Incivilités : tous responsables ?

Pas facile de définir la notion d’incivilité. Wikipedia parle de « comportements qui ne respectent pas une partie ou l’ensemble des règles de vie en communauté telles que le respect d’autrui, la politesse ou la courtoisie ». De l’impolitesse à l’acte de petite délinquance, des crottes de chiens à la vitesse excessive, les incivilités rendent mal à l’aise, peut-être parce qu’elles empêchent tout simplement le bon entendement entre les individus. Et malheureusement, personne n’est irréprochable. Si Saint-Didier est perçu et reconnu comme une commune agréable et tranquille, elle n’échappe pas à ces désagréments du quotidien. S’il appartient bien sûr à l’autorité publique de veiller à la tranquillité des citoyens, qu’est-ce qui nous empêche, chacun et chacune, de donner un petit coup de pouce et de faire de l’espace public un espace… positif ?

Top 5 des incivilités qui énervent, qui irritent, qui dérangent, qui lassent, qui fâchent…

Le bruit

Réglementairement, le bruit devient gênant quand il est répétitif, intensif et qu’il dure dans le temps et ce à n’importe quelle heure du jour et de la nuit. Un animal, une chaîne hi-fi, une tondeuse… quelle que soit la source, c’est la gêne qui compte. Si la majorité des désagréments se règle par une discussion entre voisins bien élevés, un petit courrier rédigé convenablement peut avoir son effet. Le Conseil national du bruit propose plusieurs modèles sur son site : www.bruit.fr.

La vitesse

Que celui qui n’a jamais roulé plus vite que la vitesse autorisée lève la main. Personne ! Et oui, nous avons toujours une bonne raison d’accélérer. Déposer les enfants à l’école, filer au travail, au match de foot avec les amis ou à un rendez-vous… et bizarrement, on a tendance à redevenir civilisé quand on regagne son quartier. Les relevés des deux radars pédagogiques installés sur la commune montrent qu’il y a finalement assez peu de grands excès de vitesse, mais beaucoup de petits… aussi dangereux que les grands. En France, près de la moitié des accidents mortels attribuables à la vitesse concernent des dépassements de moins de 10 km/h.

Le stationnement

C’est comme pour la vitesse, on a toujours une bonne raison pour se garer sur le trottoir : « j’en ai pour deux secondes ! ». Deux secondes suffisent pour provoquer un accident. Parlez-en aux assistantes maternelles obligées de descendre du trottoir avec leurs poussettes pour contourner une voiture garée presque dans la boulangerie. En 20 ??, la police municipale a dressé ?? contraventions pour stationnement irrespectueux. (en attente du chiffre par PM le 14/08)

Le dépôt sauvage

La déchetterie est à 3 longs kilomètres ; Qu’à cela ne tienne ! La rue fera bien l’affaire!

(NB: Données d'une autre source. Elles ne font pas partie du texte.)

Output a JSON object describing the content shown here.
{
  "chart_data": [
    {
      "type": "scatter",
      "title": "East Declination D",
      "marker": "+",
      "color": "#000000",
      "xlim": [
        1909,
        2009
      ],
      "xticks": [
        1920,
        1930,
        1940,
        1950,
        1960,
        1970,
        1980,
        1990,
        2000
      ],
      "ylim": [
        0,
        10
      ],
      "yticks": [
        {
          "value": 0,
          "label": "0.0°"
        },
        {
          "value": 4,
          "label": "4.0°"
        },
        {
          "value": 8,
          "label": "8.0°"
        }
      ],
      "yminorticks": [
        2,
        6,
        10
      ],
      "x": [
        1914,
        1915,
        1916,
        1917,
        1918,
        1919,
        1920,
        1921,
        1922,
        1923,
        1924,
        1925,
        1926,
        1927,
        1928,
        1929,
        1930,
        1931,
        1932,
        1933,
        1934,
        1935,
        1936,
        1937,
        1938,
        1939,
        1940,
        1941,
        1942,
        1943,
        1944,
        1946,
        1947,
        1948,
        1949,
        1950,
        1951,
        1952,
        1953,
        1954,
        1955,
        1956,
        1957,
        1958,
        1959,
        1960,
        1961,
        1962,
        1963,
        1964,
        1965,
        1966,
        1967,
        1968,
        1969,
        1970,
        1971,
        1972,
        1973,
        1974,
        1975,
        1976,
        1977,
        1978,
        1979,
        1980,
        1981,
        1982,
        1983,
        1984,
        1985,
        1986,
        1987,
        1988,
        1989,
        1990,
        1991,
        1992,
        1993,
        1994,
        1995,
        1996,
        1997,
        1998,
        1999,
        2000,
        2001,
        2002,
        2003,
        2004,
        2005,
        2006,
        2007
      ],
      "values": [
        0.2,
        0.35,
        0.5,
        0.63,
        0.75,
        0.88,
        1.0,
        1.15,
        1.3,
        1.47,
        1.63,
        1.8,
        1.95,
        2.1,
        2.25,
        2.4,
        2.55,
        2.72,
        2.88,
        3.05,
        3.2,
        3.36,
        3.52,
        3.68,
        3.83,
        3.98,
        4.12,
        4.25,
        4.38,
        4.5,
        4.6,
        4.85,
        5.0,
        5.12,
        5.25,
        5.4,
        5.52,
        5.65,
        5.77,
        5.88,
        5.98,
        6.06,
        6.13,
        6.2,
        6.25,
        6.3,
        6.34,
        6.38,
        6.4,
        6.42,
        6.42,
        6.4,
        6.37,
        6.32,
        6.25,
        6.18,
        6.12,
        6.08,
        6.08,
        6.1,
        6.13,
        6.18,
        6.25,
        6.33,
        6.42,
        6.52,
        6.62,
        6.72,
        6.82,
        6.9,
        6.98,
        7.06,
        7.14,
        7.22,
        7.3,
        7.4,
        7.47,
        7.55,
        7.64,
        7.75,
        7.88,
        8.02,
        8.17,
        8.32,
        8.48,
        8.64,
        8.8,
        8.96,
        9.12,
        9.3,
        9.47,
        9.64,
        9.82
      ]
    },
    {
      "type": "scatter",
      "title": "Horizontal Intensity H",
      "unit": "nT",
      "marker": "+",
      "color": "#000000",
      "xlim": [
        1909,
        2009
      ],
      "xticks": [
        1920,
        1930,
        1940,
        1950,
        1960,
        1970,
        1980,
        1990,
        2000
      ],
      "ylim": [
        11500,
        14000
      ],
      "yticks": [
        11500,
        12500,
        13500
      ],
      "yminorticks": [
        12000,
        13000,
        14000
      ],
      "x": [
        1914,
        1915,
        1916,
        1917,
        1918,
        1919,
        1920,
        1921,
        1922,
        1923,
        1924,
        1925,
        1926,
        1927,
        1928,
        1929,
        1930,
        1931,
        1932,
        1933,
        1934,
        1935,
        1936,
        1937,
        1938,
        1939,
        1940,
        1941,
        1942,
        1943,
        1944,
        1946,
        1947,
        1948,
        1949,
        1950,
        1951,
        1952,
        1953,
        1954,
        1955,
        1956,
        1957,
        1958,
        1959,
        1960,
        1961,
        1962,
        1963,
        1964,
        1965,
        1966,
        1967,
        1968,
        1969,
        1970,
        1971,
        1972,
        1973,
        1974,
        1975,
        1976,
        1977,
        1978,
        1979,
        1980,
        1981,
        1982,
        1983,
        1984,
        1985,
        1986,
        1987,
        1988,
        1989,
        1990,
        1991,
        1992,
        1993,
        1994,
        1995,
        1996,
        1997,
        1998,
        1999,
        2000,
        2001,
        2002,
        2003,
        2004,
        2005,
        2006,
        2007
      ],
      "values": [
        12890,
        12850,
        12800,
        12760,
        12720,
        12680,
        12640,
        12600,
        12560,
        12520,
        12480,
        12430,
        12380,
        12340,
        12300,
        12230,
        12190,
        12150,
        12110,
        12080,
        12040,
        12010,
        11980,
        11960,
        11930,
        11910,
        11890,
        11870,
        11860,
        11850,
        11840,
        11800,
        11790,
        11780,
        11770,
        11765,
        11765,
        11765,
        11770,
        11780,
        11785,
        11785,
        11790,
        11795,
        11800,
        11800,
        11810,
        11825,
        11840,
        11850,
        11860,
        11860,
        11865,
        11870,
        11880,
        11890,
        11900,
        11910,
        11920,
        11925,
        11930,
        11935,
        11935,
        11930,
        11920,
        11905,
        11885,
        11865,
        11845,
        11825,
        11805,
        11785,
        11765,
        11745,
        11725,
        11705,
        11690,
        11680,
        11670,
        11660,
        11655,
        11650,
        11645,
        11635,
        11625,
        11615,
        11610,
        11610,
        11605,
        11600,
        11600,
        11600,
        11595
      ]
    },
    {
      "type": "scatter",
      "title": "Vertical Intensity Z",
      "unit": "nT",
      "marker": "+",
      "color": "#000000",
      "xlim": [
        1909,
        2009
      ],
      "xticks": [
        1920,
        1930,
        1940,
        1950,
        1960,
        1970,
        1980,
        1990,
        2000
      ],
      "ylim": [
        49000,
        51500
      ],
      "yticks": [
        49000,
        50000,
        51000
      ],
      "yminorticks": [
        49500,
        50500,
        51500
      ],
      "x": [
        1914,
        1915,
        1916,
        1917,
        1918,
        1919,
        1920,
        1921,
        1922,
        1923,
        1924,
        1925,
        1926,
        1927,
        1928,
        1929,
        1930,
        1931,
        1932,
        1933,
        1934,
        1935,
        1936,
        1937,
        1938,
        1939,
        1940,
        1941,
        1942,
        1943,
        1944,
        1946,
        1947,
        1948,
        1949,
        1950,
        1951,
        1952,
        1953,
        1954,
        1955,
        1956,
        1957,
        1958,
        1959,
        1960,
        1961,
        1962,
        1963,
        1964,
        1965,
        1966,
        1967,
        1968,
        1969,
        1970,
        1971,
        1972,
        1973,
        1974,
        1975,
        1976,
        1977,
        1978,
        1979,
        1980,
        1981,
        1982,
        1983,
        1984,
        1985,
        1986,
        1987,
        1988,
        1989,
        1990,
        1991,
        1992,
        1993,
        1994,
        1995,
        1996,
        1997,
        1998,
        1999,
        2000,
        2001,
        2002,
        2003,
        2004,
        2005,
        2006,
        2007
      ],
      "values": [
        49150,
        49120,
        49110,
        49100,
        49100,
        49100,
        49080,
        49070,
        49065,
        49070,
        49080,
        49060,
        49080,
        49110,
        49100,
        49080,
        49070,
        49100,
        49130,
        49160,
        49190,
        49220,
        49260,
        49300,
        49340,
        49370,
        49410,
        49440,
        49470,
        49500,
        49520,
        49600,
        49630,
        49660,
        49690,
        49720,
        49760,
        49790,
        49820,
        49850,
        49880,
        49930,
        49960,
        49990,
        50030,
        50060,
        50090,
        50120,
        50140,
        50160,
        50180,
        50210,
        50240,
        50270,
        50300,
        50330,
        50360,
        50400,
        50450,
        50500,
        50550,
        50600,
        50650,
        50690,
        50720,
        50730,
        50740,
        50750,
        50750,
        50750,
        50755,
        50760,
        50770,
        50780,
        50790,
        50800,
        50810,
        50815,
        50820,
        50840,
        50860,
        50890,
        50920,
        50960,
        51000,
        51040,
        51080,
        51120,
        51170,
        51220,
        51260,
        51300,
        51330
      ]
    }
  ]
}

Et c’est avec ce genre de raisonnement qu’on se retrouve avec 40 enlèvements en moyenne par an facturés par le Grand Lyon 400€ à chaque fois. C’est toute la collectivité qui paie pour quelques personnes sans gêne.
Pour rappel, les 19 déchetteries de la Métropole sont ouvertes 7/7j sauf les jours fériés.
Vous trouverez l’ensemble des info sur le site /www.grandlyon.com/services/carte-et-horaires-des-decheteries
Et si vous ne possédez pas de voiture, demandez à votre voisin s’il ne peut pas vous rendre un petit service…

Les déjections canines

C’est moche, ça sent mauvais et ça pollue. Les propriétaires de chiens doivent admettre que laisser leur animal faire ses besoins sur le trottoir ou les espaces verts est un manque de respect difficile à justifier. Verbaliser ? Monter une brigade anti-crottes ? Interdire les chiens sur l’espace public ? Soyons sérieux : le seul moyen d’endiguer ce fléau urbain, c’est de ramasser, car avoir un chien, ça s’assume. Il existe une ribambelle d’outils très ingénieux dans le commerce. Des distributeurs de sac doivent être installés très prochainement.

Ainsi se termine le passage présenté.